How do you come up with the title(s) to your book(s)?

I’m terrible at titles and outsource much of the brainstorming to my friend KK who’s great at it. She comes up with a long list of possibilities, and I steal from that. My agent and editor take it from there.

What is the most difficult part about writing for you?

The answer to this question has changed in the course of pursuing writing over the last five years. It used to be that accepting feedback was the hardest part. I still have to steel myself before opening edit letters, but that’s not the hardest part anymore. Now, it’s pushing through the inevitable periods of self-doubt. Lucky for me, I have great friends, writing partners, and cheerleaders who urge me forward.

How do you do research for your books?

Thus far, I’ve built fictional worlds with which I’m intimately familiar. Before I wrote Minor Dramas and Other Catastrophes, I worked in schools (mostly as an English teacher) for 20 years. Rather than doing a lot of outside research, I mined my memories for all of the details that characterize a school or a suburban community. 

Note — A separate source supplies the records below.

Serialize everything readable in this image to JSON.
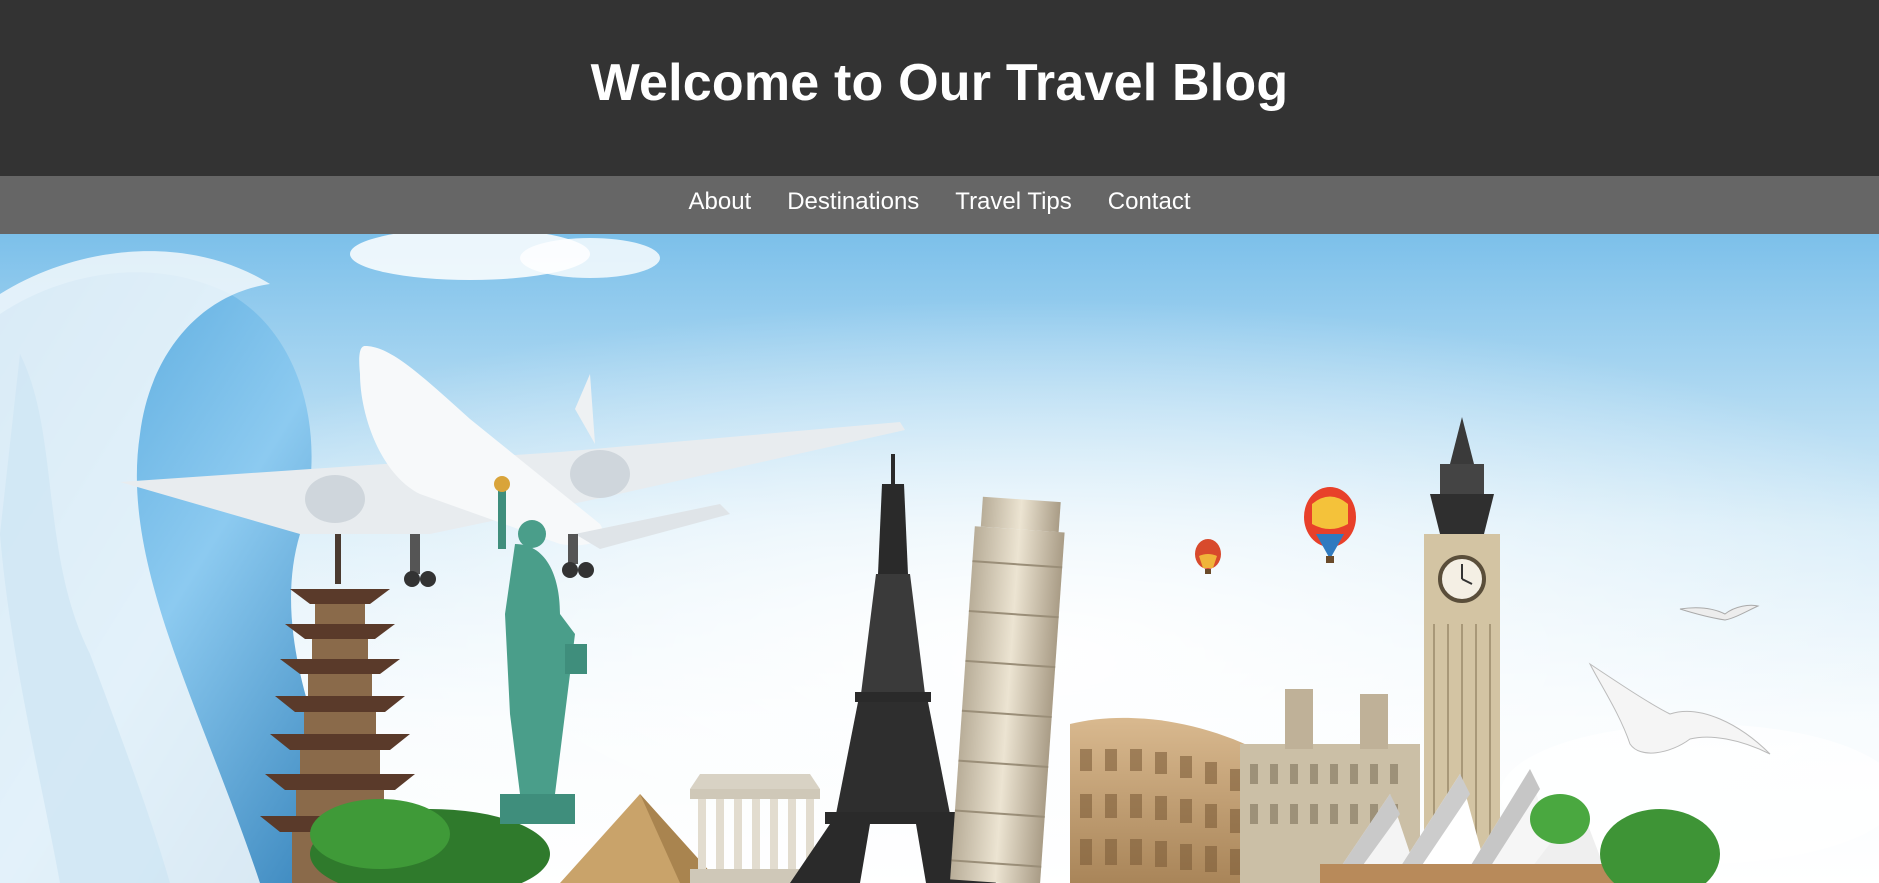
{
  "header": {
    "title": "Welcome to Our Travel Blog"
  },
  "nav": {
    "items": [
      {
        "label": "About"
      },
      {
        "label": "Destinations"
      },
      {
        "label": "Travel Tips"
      },
      {
        "label": "Contact"
      }
    ]
  },
  "hero": {
    "description": "travel-landmarks-collage"
  },
  "colors": {
    "header_bg": "#333333",
    "nav_bg": "#666666",
    "text": "#ffffff"
  }
}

Of course, I need lots of details about various professions and activities, from interior design to publishing to competitive soccer, to make my writing fresh and funny. I’ve just begun drafting a new project, and my Google history is already amusing. Just this morning, I needed to know about vegetarian sushi and the timeline of Chandler and Monica’s relationship on Friends. I also required a list of the seasons of The Bachelorette in order, and I had to refresh myself on the writings of Roland Barthes and read a short synopsis of DA Miller’s “Anal Rope.” The research is always a surprise.

What are you reading now?

I just started Catch and Kill: Lies, Spies, and a Conspiracy to Protect Predators by Ronan Farrow. It’s excellent, and I’m in awe of the brave women who’ve spoken up about the harassment and trauma they’ve endured, even though the perpetrators are so powerful.

What do you like to do when you are not writing or reading?

I like to run, eat, and hang out with my hilarious family.